Knowledge that the files were destroyed only came to light because the commission had requested the minutes of Aznar's Cabinet Office crisis meetings on the day of the bombings. Officials from Zapatero's government could not produce them, nor any other document of the time, including conversations held by Aznar with the heads of the Spanish media, foreign envoys, what reports he received or what instructions he gave.
[. . .]
At the commission, Zapatero confirmed previous testimony from the intelligence services and police that within hours of the attack officials had concluded the “sole responsibility” for the Madrid bombings rested with Islamic terrorists and not ETA. First, a tape of verses from the Koran was found in a van near the station where the trains started their journey. Then it was discovered that the explosive used to make the bombs was Goma-2 and not titadyne, the material favoured by ETA.
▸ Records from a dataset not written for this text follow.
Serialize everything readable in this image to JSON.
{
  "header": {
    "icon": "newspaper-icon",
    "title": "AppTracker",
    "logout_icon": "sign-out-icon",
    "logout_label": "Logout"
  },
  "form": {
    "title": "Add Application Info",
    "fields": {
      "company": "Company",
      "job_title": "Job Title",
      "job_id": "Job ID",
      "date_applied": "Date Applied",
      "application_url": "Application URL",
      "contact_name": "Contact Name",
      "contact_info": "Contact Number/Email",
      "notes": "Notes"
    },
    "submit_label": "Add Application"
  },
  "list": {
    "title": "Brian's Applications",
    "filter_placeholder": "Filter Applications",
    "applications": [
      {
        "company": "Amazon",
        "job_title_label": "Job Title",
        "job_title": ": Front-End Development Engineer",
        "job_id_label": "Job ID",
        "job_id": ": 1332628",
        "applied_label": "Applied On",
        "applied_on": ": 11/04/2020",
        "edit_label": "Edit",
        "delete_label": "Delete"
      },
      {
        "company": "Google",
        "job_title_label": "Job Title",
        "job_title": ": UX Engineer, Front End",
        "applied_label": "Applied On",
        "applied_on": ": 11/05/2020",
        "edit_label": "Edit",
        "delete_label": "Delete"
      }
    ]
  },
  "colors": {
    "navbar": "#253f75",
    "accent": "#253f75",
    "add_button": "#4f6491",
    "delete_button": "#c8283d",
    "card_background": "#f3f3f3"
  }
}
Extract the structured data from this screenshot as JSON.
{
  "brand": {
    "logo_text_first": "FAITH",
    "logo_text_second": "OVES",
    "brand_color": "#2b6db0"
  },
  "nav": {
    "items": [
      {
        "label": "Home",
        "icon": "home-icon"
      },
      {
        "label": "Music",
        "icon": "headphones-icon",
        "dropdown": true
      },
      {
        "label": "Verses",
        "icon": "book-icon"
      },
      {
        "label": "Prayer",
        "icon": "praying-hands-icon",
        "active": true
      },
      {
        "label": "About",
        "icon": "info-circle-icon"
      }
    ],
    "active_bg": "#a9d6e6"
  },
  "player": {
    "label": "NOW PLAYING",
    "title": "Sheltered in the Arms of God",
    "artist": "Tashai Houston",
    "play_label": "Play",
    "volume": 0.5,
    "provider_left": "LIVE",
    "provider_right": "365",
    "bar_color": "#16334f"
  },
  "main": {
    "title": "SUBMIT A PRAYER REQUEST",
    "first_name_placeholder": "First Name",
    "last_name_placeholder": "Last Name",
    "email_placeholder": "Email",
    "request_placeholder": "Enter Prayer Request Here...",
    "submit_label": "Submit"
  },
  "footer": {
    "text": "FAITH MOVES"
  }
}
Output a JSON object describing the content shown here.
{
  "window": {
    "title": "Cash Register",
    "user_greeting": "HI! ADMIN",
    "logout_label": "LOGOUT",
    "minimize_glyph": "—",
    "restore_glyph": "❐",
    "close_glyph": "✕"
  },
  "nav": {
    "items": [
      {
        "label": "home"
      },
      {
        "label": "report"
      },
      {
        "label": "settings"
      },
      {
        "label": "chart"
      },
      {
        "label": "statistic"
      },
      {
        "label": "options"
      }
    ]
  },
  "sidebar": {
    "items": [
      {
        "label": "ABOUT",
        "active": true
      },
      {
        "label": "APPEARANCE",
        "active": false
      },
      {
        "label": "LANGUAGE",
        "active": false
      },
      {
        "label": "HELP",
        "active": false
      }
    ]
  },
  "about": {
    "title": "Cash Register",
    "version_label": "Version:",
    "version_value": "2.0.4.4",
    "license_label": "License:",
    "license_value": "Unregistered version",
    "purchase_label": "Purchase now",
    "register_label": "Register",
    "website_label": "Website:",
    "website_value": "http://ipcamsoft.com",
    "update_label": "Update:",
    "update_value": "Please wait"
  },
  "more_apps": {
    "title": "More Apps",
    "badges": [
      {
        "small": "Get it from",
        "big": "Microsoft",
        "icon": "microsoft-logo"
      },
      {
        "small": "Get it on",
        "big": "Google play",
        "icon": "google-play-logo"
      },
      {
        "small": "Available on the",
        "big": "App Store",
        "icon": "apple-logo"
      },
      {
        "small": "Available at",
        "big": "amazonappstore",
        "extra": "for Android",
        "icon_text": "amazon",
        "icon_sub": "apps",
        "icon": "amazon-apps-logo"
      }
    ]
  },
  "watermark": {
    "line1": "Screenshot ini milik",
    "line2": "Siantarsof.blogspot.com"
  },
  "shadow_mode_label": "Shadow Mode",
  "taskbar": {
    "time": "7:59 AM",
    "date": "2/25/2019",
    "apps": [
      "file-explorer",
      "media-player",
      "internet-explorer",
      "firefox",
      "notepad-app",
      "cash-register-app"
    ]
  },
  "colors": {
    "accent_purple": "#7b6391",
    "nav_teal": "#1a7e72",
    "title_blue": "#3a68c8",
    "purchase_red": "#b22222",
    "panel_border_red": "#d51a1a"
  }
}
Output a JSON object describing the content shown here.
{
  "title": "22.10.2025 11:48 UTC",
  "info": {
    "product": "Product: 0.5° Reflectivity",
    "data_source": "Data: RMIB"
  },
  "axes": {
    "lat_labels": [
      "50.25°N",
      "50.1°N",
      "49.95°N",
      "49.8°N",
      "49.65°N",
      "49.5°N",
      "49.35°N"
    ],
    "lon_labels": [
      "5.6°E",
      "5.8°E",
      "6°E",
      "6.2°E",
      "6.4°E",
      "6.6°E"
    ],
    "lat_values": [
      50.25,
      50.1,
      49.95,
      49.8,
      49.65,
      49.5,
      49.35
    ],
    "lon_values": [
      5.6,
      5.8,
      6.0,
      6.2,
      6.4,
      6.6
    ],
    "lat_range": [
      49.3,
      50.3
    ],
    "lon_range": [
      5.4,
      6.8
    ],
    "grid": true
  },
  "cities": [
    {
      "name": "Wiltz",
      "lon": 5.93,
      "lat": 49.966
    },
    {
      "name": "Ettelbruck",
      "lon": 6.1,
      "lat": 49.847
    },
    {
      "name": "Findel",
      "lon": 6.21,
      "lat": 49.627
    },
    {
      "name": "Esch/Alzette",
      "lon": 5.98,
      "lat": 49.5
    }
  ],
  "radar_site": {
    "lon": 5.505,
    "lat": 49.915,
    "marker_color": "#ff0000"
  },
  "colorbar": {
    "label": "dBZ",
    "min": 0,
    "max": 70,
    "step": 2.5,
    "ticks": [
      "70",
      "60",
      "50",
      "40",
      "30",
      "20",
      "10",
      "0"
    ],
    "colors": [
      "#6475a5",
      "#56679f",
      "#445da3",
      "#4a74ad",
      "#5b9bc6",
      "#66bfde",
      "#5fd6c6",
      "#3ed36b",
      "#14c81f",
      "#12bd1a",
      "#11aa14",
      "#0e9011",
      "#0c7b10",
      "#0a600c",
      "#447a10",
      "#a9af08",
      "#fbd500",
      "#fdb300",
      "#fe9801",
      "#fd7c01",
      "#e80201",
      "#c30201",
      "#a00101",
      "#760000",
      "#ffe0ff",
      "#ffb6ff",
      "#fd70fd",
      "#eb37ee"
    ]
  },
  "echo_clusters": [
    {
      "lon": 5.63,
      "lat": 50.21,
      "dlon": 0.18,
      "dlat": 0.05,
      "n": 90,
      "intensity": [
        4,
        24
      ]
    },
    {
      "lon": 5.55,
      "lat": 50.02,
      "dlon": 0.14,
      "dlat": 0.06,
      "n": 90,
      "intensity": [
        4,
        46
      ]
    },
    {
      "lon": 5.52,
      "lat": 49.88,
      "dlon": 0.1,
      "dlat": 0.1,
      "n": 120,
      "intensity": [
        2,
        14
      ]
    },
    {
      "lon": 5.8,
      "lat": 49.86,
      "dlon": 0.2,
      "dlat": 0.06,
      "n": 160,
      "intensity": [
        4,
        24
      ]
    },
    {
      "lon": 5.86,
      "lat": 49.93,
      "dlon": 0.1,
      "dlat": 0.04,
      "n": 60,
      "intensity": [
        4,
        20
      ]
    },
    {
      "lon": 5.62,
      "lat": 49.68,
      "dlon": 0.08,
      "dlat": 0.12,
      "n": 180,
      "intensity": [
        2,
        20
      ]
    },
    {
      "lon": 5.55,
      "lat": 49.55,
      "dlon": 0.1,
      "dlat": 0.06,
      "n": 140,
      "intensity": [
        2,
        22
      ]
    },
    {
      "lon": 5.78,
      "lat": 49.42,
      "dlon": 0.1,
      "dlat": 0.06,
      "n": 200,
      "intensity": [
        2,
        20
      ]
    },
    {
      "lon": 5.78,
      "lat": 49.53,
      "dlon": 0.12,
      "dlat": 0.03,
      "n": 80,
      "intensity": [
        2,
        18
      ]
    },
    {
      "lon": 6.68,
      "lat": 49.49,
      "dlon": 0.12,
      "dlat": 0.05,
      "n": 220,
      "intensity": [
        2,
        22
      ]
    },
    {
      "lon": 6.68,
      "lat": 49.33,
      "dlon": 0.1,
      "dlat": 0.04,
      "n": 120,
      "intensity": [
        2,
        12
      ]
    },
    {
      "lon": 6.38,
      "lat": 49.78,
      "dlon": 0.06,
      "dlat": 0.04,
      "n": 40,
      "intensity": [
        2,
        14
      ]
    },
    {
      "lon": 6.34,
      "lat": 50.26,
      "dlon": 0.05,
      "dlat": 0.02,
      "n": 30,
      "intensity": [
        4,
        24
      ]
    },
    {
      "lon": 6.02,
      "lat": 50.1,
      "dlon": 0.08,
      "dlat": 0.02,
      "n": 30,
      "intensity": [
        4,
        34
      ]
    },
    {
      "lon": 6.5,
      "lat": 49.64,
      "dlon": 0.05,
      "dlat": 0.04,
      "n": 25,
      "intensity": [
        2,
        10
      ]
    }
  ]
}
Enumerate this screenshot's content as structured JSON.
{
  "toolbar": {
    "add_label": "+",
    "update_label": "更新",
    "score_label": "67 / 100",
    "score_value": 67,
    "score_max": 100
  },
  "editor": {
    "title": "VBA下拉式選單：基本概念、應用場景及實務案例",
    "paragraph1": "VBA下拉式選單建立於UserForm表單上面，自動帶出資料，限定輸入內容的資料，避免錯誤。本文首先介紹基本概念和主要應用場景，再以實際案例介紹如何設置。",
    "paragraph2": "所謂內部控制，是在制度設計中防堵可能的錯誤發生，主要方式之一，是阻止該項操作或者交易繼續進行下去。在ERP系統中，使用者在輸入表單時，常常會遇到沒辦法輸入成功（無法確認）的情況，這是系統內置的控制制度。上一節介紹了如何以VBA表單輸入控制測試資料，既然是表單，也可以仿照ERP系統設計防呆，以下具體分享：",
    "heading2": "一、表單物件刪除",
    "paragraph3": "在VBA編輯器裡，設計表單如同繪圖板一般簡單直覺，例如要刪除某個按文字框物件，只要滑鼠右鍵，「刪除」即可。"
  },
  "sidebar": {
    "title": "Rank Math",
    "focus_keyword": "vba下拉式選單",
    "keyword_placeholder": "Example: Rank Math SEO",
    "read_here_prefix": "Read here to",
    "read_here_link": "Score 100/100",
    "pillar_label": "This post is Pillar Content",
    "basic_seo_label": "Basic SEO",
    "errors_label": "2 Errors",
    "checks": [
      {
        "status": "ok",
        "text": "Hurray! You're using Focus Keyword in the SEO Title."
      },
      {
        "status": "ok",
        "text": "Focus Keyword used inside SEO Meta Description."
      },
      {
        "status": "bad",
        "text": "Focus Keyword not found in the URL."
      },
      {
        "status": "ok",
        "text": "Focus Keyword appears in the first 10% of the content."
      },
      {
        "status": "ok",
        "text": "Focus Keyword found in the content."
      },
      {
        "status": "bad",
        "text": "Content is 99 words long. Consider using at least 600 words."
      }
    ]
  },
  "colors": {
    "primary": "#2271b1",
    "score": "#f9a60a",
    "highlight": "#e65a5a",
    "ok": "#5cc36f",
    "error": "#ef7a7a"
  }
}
Commentator Edward Hugh once disbelieved this damning argument, but he has since changed his mind since the end of the hearings which ended with all parties but the Popular Party agreeing with this basic story.
In the first place the Spanish government appeared to be much more open with information, with almost hourly press conferences from the Interior Minister, and a detailed explanation of the 'evidence' almost as if 'we' the public were the investigating judge. Only as events moved forward did we discover that this apparent 'openness' was to a great extent a charade, and that behind the curtains a furious row was taking place between the security services and the government.
Hugh's conclusion is worth repeating:
Of course the biggest difference between Spain and the UK, is that the Madrid bombs lead to a change of government, while the London ones clearly will not. But then, while there may be ’information control’ the UK government is not engaged in an act of ’fundamental deception’ of its people, the Spanish government was. On the bigger question, as to whether Blair will in fact eventually go the way of Aznar, only history will judge.
It's not a sign of Spanish weakness that a mobilized Spanish electorate rejected Aznar and the Popular Party. Rather, it's a sign of Spanish strength, of Spain's willingness to confront leaders who were casually lying in order to escape blame for their unpopular policy. It speaks volumes about Spanish democracy that it was able to resist such partisan manipulations.
If you believe that the War against Terror takes precedence over everything else--the quality of democracy, the honesty of elected officials--this is a sign of weakness. More's the pity for you.